Reacende-me em teu exercício. De que morreremos? Pequeno jardim de comédias –
nos rimos. Diversas as sombras peregrinando – convocadas. Quedas por toda a
noite – ressonante espetáculo. Ainda buscamos por que morrer – espectros
fugazes. Não dá-se a sensualidade sem quebra. De comparsa do paradoxo não passa
toda a essência da convicção.
13.
Quando um penitente
investe contra ele próprio
é para livrar-se
não exatamente de uma tentação externa,
mas sim do
inferno que há em si mesmo.
O homem é fruto
do que cria em sua mente.
Na realidade, o
mundo é bem simples.
A exploração do
desejo é que dá ensejo a esses monstros tão hábeis.
E nossa ideia de
catástrofe adora ver o eixo deslocado,
de um dia para
outro, em um telejornal qualquer.
Vítimas aqui ou
acolá, mas sempre vítimas.
As vítimas não
são reais. Apenas o telejornal é real.
14.
A
tua figura me escapa,
como
um lábio assustado pelo toque,
um
varal de sonhos cuja aparência não se deixa imprimir.
De
um momento para outro a memória improvisa sua ruína,
e
a tua figura me escapa.
Não
sei aonde me leva e duvido que venha a sabê-lo.
Procuro
por ti em toda a minha pele, toco-me em lugares vacilantes e um lapso de dor me
diz que já não estás.
É
uma rara maneira de perceber a ausência do amor.
Por
mais impreciso que seja o tempo, algo me diz que estavas aqui agora.
Porém
tua figura me escapa.
Há
pouco toquei teus pelos em um regozijo transbordante e rimos de tua nudez a
vagar pelos limites de nosso olhar.
Sabíamos
que o amor foi excluído,
por
toda parte,
extensos
corredores de naufrágios e desamparos.
Já
não se pode falar em amor.
E
incompatíveis com o próprio tempo ríamos dentro de uma nudez que era a própria
descoberta do salto, do abismo, do inesperado.
Porém
agora tua figura me escapa.
Sem
que mais nada em minha vida se interrompa.
Não há uma estrada vazia.
O que vemos ainda não despertou de sua
ausência.
15.
O corpo
é sempre um corpo-de-prova. Onde esteja, inerte ou atuante, evoca o encanto dos
sete véus: avareza, gula, inveja, ira, luxúria, orgulho e preguiça. Não há
pecado sem corpo. Não há sedução sem crime. A arte é um pecado da experiência
ou um crime da inocência? Anfiteatro onde vaticinam os senhores da simulação e
suas máscaras: suborno, traição, peculato, populismo, prostituição, ciúme e
tortura. A que pode ser condenada uma arte nua e atirada ao chão? Desde o
princípio mais remoto, milhares se dedicam a compor o mesmo cenário: o
corpo-de-prova à procura do semelhante. O homem jamais quis ser diferente. A
arte – quase sempre a pior arte – é o que nos iguala.
16.
Quantas noites chovem sobre tua pele?
Quantas perdas o acaso adiou para que estejas aqui uma vez mais? Tuas mãos
tingem com maciez os rumores em meu peito. Quantas noites a escrita é a chuva
pescando acordes em nosso abraço? Transpiras uma melodia de árvores em cúmulos
que são o princípio de tua entrada em meu ser. A que me conduzes, quanto mais alta
a queda de tuas águas? Quantos idiomas pernoitam na caligrafia do abismo?

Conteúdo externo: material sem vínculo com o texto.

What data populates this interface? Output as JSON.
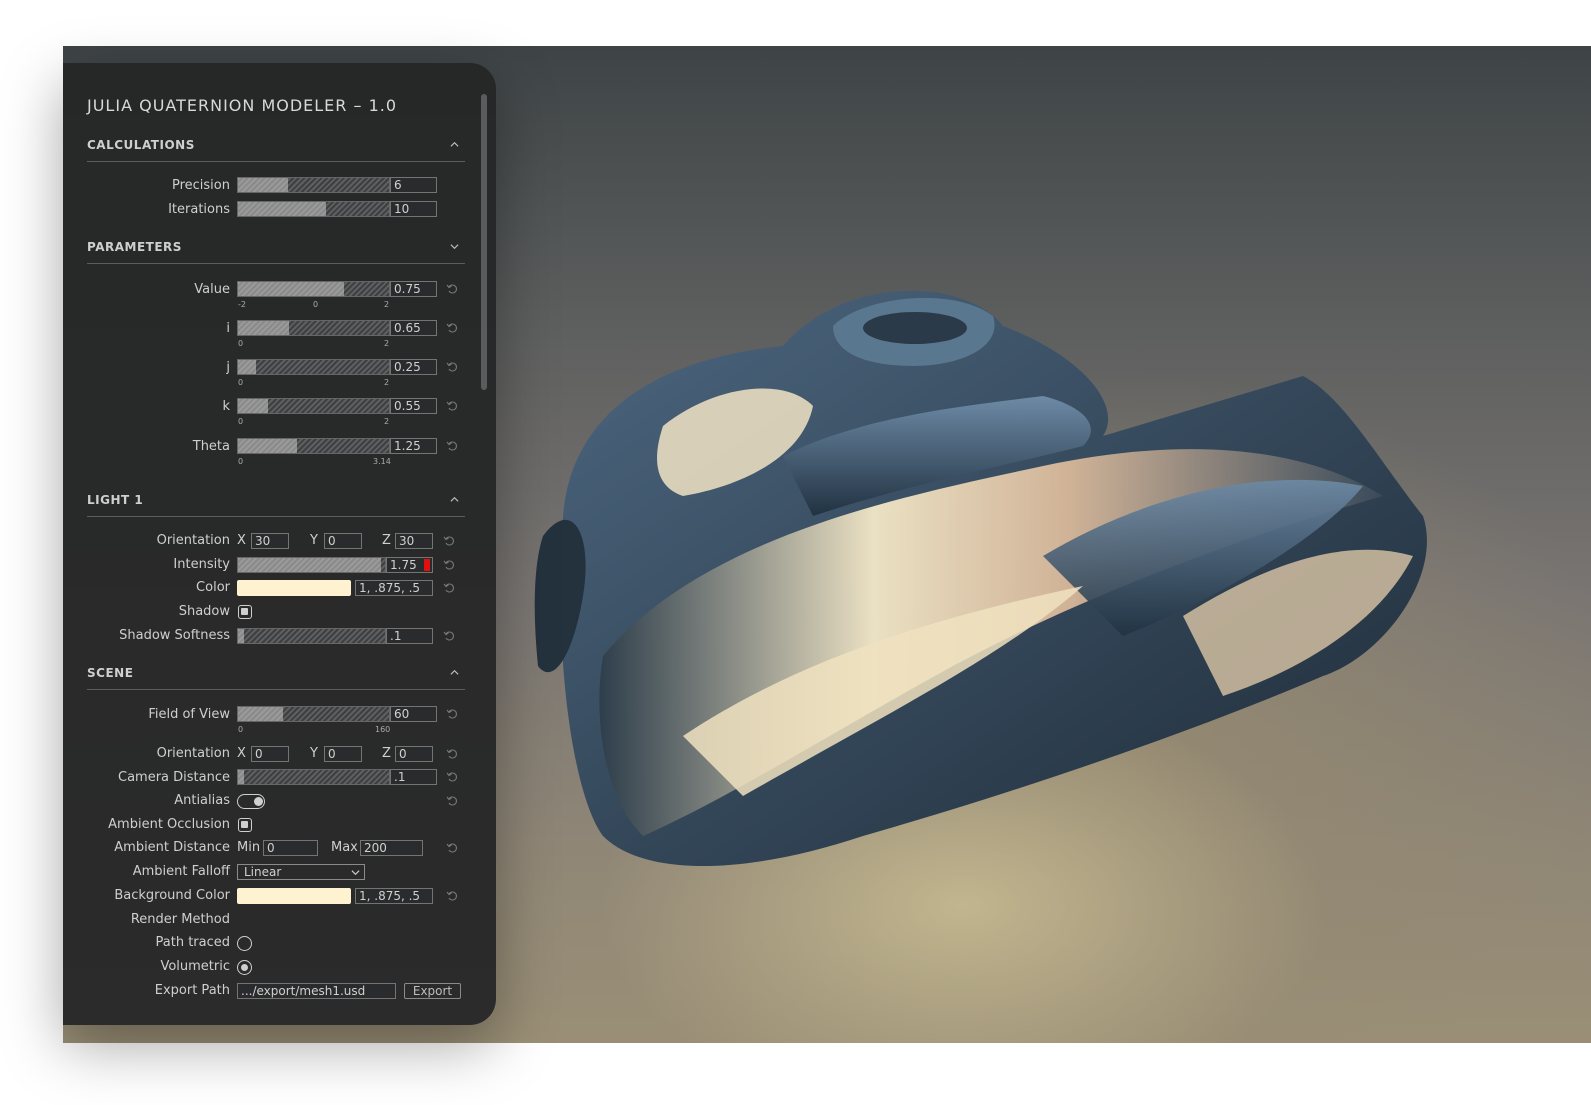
{
  "panel": {
    "title": "JULIA QUATERNION MODELER – 1.0"
  },
  "sections": {
    "calculations": {
      "title": "CALCULATIONS",
      "precision": {
        "label": "Precision",
        "value": "6",
        "fill": 0.33
      },
      "iterations": {
        "label": "Iterations",
        "value": "10",
        "fill": 0.58
      }
    },
    "parameters": {
      "title": "PARAMETERS",
      "value": {
        "label": "Value",
        "value": "0.75",
        "fill": 0.7,
        "ticks": [
          "-2",
          "0",
          "2"
        ]
      },
      "i": {
        "label": "i",
        "value": "0.65",
        "fill": 0.34,
        "ticks": [
          "0",
          "2"
        ]
      },
      "j": {
        "label": "j",
        "value": "0.25",
        "fill": 0.12,
        "ticks": [
          "0",
          "2"
        ]
      },
      "k": {
        "label": "k",
        "value": "0.55",
        "fill": 0.2,
        "ticks": [
          "0",
          "2"
        ]
      },
      "theta": {
        "label": "Theta",
        "value": "1.25",
        "fill": 0.39,
        "ticks": [
          "0",
          "3.14"
        ]
      }
    },
    "light1": {
      "title": "LIGHT 1",
      "orientation": {
        "label": "Orientation",
        "x_label": "X",
        "x": "30",
        "y_label": "Y",
        "y": "0",
        "z_label": "Z",
        "z": "30"
      },
      "intensity": {
        "label": "Intensity",
        "value": "1.75",
        "fill": 0.97
      },
      "color": {
        "label": "Color",
        "value": "1, .875, .5",
        "swatch": "#fff2d0"
      },
      "shadow": {
        "label": "Shadow",
        "checked": true
      },
      "shadow_softness": {
        "label": "Shadow Softness",
        "value": ".1",
        "fill": 0.04
      }
    },
    "scene": {
      "title": "SCENE",
      "fov": {
        "label": "Field of View",
        "value": "60",
        "fill": 0.3,
        "ticks": [
          "0",
          "160"
        ]
      },
      "orientation": {
        "label": "Orientation",
        "x_label": "X",
        "x": "0",
        "y_label": "Y",
        "y": "0",
        "z_label": "Z",
        "z": "0"
      },
      "camera_distance": {
        "label": "Camera Distance",
        "value": ".1",
        "fill": 0.04
      },
      "antialias": {
        "label": "Antialias",
        "on": true
      },
      "ambient_occlusion": {
        "label": "Ambient Occlusion",
        "checked": true
      },
      "ambient_distance": {
        "label": "Ambient Distance",
        "min_label": "Min",
        "min": "0",
        "max_label": "Max",
        "max": "200"
      },
      "ambient_falloff": {
        "label": "Ambient Falloff",
        "selected": "Linear"
      },
      "background_color": {
        "label": "Background Color",
        "value": "1, .875, .5",
        "swatch": "#fff2d0"
      },
      "render_method": {
        "label": "Render Method"
      },
      "path_traced": {
        "label": "Path traced",
        "selected": false
      },
      "volumetric": {
        "label": "Volumetric",
        "selected": true
      },
      "export_path": {
        "label": "Export Path",
        "value": ".../export/mesh1.usd",
        "button": "Export"
      }
    }
  },
  "colors": {
    "panel_bg": "#252627",
    "accent_red": "#e01010",
    "swatch": "#fff2d0"
  },
  "icons": [
    "chevron-up-icon",
    "chevron-down-icon",
    "reset-icon"
  ]
}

Quantas vozes descrevem a noite como a vestimenta torrencial com que me despes?
Ah o esplendor de teus lábios líquidos que se misturam à fala de todos os rios.

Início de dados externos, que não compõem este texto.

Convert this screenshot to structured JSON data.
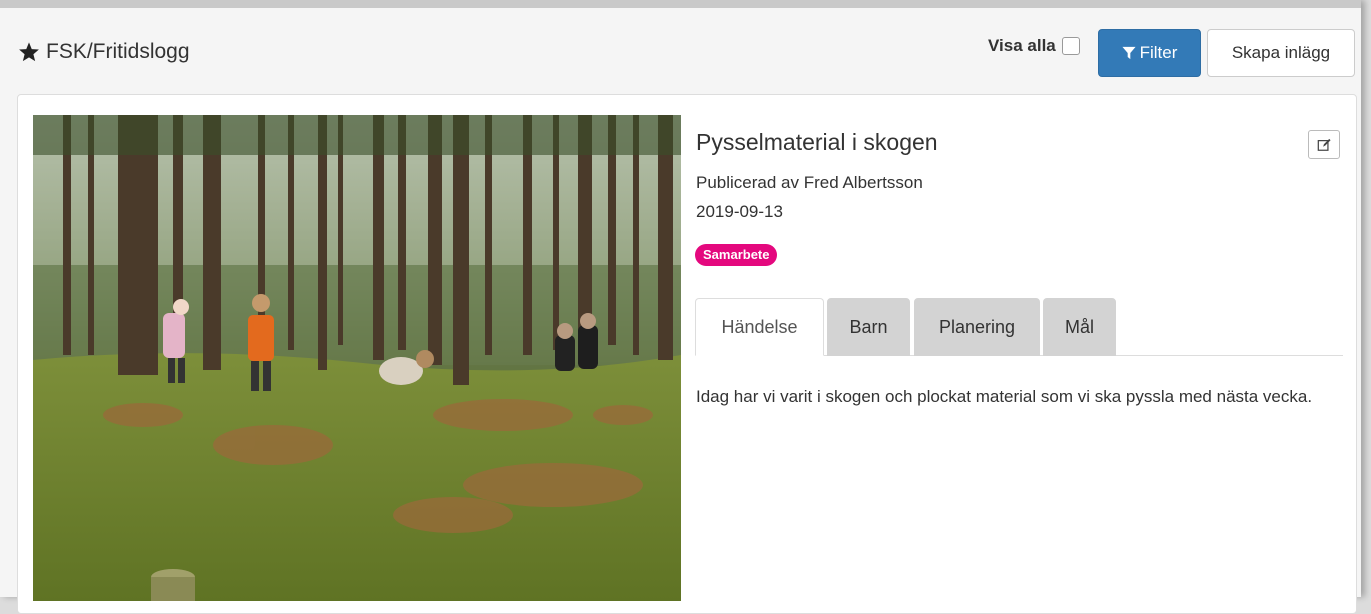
{
  "header": {
    "title": "FSK/Fritidslogg",
    "show_all_label": "Visa alla",
    "filter_label": "Filter",
    "create_label": "Skapa inlägg",
    "accent_color": "#337ab7"
  },
  "post": {
    "title": "Pysselmaterial i skogen",
    "published_by": "Publicerad av Fred Albertsson",
    "date": "2019-09-13",
    "tag": "Samarbete",
    "tag_color": "#e4087e",
    "image_icon": "forest-photo",
    "tabs": [
      {
        "label": "Händelse",
        "active": true
      },
      {
        "label": "Barn",
        "active": false
      },
      {
        "label": "Planering",
        "active": false
      },
      {
        "label": "Mål",
        "active": false
      }
    ],
    "content": "Idag har vi varit i skogen och plockat material som vi ska pyssla med nästa vecka."
  }
}
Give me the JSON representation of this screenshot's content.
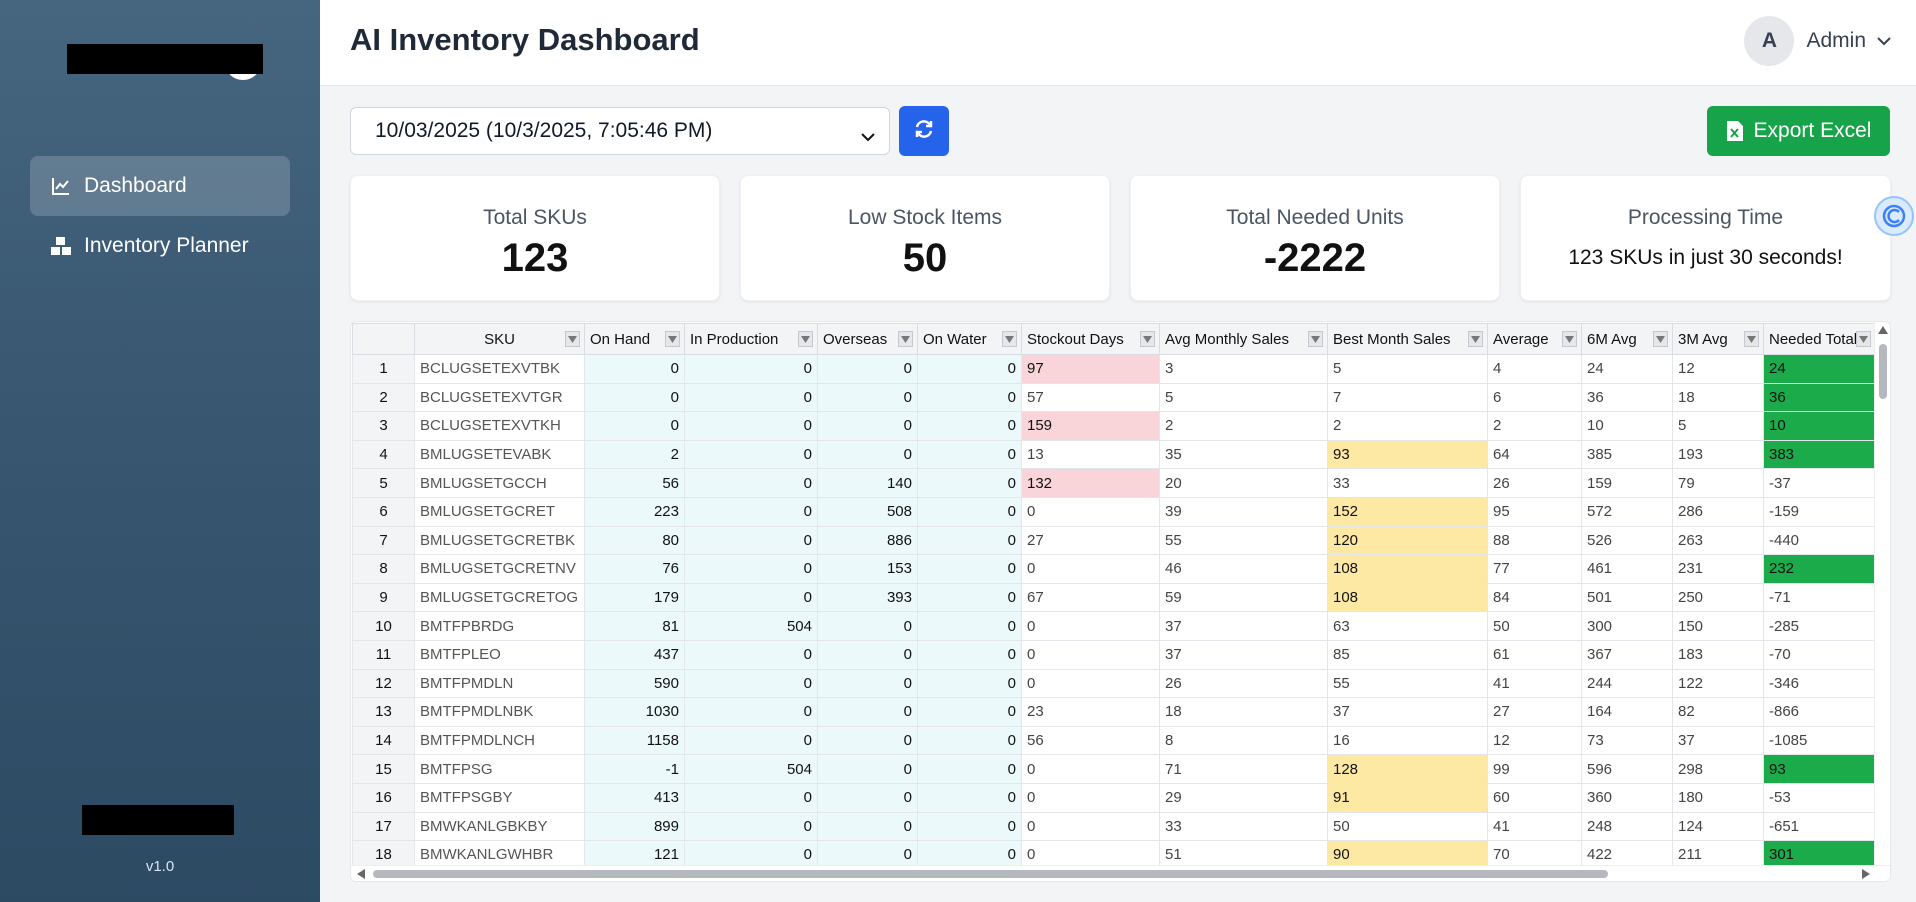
{
  "sidebar": {
    "items": [
      {
        "label": "Dashboard",
        "icon": "chart-line-icon",
        "active": true
      },
      {
        "label": "Inventory Planner",
        "icon": "boxes-icon",
        "active": false
      }
    ],
    "version": "v1.0"
  },
  "header": {
    "title": "AI Inventory Dashboard",
    "user": {
      "initial": "A",
      "name": "Admin"
    }
  },
  "controls": {
    "date_selected": "10/03/2025 (10/3/2025, 7:05:46 PM)",
    "export_label": "Export Excel"
  },
  "cards": [
    {
      "label": "Total SKUs",
      "value": "123"
    },
    {
      "label": "Low Stock Items",
      "value": "50"
    },
    {
      "label": "Total Needed Units",
      "value": "-2222"
    },
    {
      "label": "Processing Time",
      "value": "123 SKUs in just 30 seconds!"
    }
  ],
  "table": {
    "columns": [
      "",
      "SKU",
      "On Hand",
      "In Production",
      "Overseas",
      "On Water",
      "Stockout Days",
      "Avg Monthly Sales",
      "Best Month Sales",
      "Average",
      "6M Avg",
      "3M Avg",
      "Needed Total"
    ],
    "rows": [
      [
        "1",
        "BCLUGSETEXVTBK",
        "0",
        "0",
        "0",
        "0",
        "97",
        "3",
        "5",
        "4",
        "24",
        "12",
        "24"
      ],
      [
        "2",
        "BCLUGSETEXVTGR",
        "0",
        "0",
        "0",
        "0",
        "57",
        "5",
        "7",
        "6",
        "36",
        "18",
        "36"
      ],
      [
        "3",
        "BCLUGSETEXVTKH",
        "0",
        "0",
        "0",
        "0",
        "159",
        "2",
        "2",
        "2",
        "10",
        "5",
        "10"
      ],
      [
        "4",
        "BMLUGSETEVABK",
        "2",
        "0",
        "0",
        "0",
        "13",
        "35",
        "93",
        "64",
        "385",
        "193",
        "383"
      ],
      [
        "5",
        "BMLUGSETGCCH",
        "56",
        "0",
        "140",
        "0",
        "132",
        "20",
        "33",
        "26",
        "159",
        "79",
        "-37"
      ],
      [
        "6",
        "BMLUGSETGCRET",
        "223",
        "0",
        "508",
        "0",
        "0",
        "39",
        "152",
        "95",
        "572",
        "286",
        "-159"
      ],
      [
        "7",
        "BMLUGSETGCRETBK",
        "80",
        "0",
        "886",
        "0",
        "27",
        "55",
        "120",
        "88",
        "526",
        "263",
        "-440"
      ],
      [
        "8",
        "BMLUGSETGCRETNV",
        "76",
        "0",
        "153",
        "0",
        "0",
        "46",
        "108",
        "77",
        "461",
        "231",
        "232"
      ],
      [
        "9",
        "BMLUGSETGCRETOG",
        "179",
        "0",
        "393",
        "0",
        "67",
        "59",
        "108",
        "84",
        "501",
        "250",
        "-71"
      ],
      [
        "10",
        "BMTFPBRDG",
        "81",
        "504",
        "0",
        "0",
        "0",
        "37",
        "63",
        "50",
        "300",
        "150",
        "-285"
      ],
      [
        "11",
        "BMTFPLEO",
        "437",
        "0",
        "0",
        "0",
        "0",
        "37",
        "85",
        "61",
        "367",
        "183",
        "-70"
      ],
      [
        "12",
        "BMTFPMDLN",
        "590",
        "0",
        "0",
        "0",
        "0",
        "26",
        "55",
        "41",
        "244",
        "122",
        "-346"
      ],
      [
        "13",
        "BMTFPMDLNBK",
        "1030",
        "0",
        "0",
        "0",
        "23",
        "18",
        "37",
        "27",
        "164",
        "82",
        "-866"
      ],
      [
        "14",
        "BMTFPMDLNCH",
        "1158",
        "0",
        "0",
        "0",
        "56",
        "8",
        "16",
        "12",
        "73",
        "37",
        "-1085"
      ],
      [
        "15",
        "BMTFPSG",
        "-1",
        "504",
        "0",
        "0",
        "0",
        "71",
        "128",
        "99",
        "596",
        "298",
        "93"
      ],
      [
        "16",
        "BMTFPSGBY",
        "413",
        "0",
        "0",
        "0",
        "0",
        "29",
        "91",
        "60",
        "360",
        "180",
        "-53"
      ],
      [
        "17",
        "BMWKANLGBKBY",
        "899",
        "0",
        "0",
        "0",
        "0",
        "33",
        "50",
        "41",
        "248",
        "124",
        "-651"
      ],
      [
        "18",
        "BMWKANLGWHBR",
        "121",
        "0",
        "0",
        "0",
        "0",
        "51",
        "90",
        "70",
        "422",
        "211",
        "301"
      ]
    ],
    "highlights": {
      "stockout_red": [
        0,
        2,
        4
      ],
      "best_yellow": [
        3,
        5,
        6,
        7,
        8,
        14,
        15,
        17
      ],
      "needed_green": [
        0,
        1,
        2,
        3,
        7,
        14,
        17
      ]
    },
    "colors": {
      "red": "#f9d5da",
      "yellow": "#fde9a3",
      "green": "#1bab4b"
    }
  }
}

És o rangido mais lúbrico do silêncio. Por quem falas? A quem me sobrevives? O
amor é desconcertante como uma porta destravada no meio da noite. Mas quantas
chaves levas contigo no enigma de peixes com que transitas por minha calmaria
vulcânica? Quantos de mim tua pele descerra? Quantas vezes amar o amor antes
que o amor ressurja? Isto não tem fim. Nem posso queixar-me.
17.
Escuta
os rumores da escritura, transcreve as versões do silêncio. Escuta o que dizem
os ramos da oração. Não se tece a história em súplicas. Antes em massacres.
Vozerio de sombras, ontologia de retalhos. Ama as trevas com júbilo e busca sua
face perdida. Nada alcançarás senão o cadáver obeso de tuas próprias dúvidas.
Fareja os despojos violados da memória. Odores obscuros do oráculo. Nada. Não
lerás a mesma página que o fogo. De que mais se fez teu canto, intumescido de
espelhos? Consagra-se a que agonia o homem devolvido à sua imagem primeva? Como
chegar a ser um livro? De algum ouro impreciso nascem as páginas? Gnomos
cultuam o fôlego ressequido das imagens? Por onde jorram beatrizes? Tenebrosa
será sempre a jornada do verbo? Os que nos damos ao mar, ao inferno de árvores,
ao ramo de horrores, ao mar de sarças estelares, ao batismo de selvas, ao mar
ao mar, ao sudário da estrada, os que nos damos em círculos, trememos de que
felicidade?
18.
Contorna
o rigor de tuas fúrias. Por vezes não passas de um cadáver esquisito. Em que
ilha vão dar os livros? Rangidos, suspiros, gestos trocados sob tábuas,
tremuras ocultas, crimes da virtude, virtudes do crime. Desapareces onde a
fábula retoma seu curso. Escuta que já não se trata somente de teatro. Tudo em
ti se retrai, e despenca. Escuta então os giros da existência e não somente o
respiro de máscaras. Não busca senão o aturdimento, o sustento selvagem do ser.
De que nasce a épica? Já estão ao mar todos os heróis, vendados ou entregues à
rumba de sílfides? Símbolo o símbolo implacável do homem em suas derrotas.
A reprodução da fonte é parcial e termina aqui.